Future Planning: A second home can serve as a retirement property or a weekend escape as you get older.

How Much Deposit Do You Need for a Second Home?

Generally, lenders in New Zealand require a higher down payment for second homes compared to primary residences. The specific requirement will depend on the lender, your financial situation, and the loan type.

Can I use my KiwiSaver to Buy a Second House?

While a zero-down payment on a second property might seem appealing, it's not typically possible in New Zealand. KiwiSaver funds also cannot be used for the purchase of an existing investment property.

However, there are ways to maximise your down payment:

Equity: Consider using equity from your existing property through a remortgage. This involves borrowing against the increased value of your primary residence.

Savings: Plan and save diligently to accumulate a substantial down payment.

Can You Use Equity from One House to Buy Another?
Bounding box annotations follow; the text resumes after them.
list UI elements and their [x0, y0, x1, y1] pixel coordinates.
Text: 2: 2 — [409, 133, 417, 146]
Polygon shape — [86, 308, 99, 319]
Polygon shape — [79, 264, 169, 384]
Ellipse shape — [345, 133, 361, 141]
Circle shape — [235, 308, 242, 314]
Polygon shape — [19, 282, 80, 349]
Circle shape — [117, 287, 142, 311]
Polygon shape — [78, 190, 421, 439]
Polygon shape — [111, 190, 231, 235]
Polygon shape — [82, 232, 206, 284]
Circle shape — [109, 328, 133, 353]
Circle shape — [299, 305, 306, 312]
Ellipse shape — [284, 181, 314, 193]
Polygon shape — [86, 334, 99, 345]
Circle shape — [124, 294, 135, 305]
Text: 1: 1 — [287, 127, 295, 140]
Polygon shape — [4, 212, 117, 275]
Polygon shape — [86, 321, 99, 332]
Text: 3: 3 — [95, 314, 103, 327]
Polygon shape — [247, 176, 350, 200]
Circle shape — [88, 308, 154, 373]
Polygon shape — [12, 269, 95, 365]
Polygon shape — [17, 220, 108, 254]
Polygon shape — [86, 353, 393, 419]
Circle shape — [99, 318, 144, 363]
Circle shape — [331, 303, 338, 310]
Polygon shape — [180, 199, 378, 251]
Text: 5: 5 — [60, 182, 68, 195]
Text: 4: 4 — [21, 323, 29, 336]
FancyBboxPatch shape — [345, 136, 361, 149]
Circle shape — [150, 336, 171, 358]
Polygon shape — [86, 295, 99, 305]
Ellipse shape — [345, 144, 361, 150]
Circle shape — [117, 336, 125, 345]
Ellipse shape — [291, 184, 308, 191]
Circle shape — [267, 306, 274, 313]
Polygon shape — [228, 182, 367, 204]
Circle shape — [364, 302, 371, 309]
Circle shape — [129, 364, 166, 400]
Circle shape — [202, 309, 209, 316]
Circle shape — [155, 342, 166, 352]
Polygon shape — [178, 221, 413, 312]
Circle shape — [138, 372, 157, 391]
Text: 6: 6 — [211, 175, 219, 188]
As mentioned earlier, remortgaging your existing property is a strategy to access the equity built up in your home to finance a down payment for your second home. It’s important to carefully consider the increased monthly repayments associated with a remortgage. Consulting a financial advisor is recommended to ensure it aligns with your financial goals.

Using Equity to Build New Home

Equity can also be used to build a new home as your second property. This can be particularly advantageous if construction costs are lower than existing property prices.   Remember to factor in building and land development costs when determining the feasibility of this option.

Buying a second home in New Zealand can be a rewarding experience. By carefully considering your financial situation, goals, and market conditions, you can make an informed decision. Remember, Lowe & Co is here to assist you throughout the process.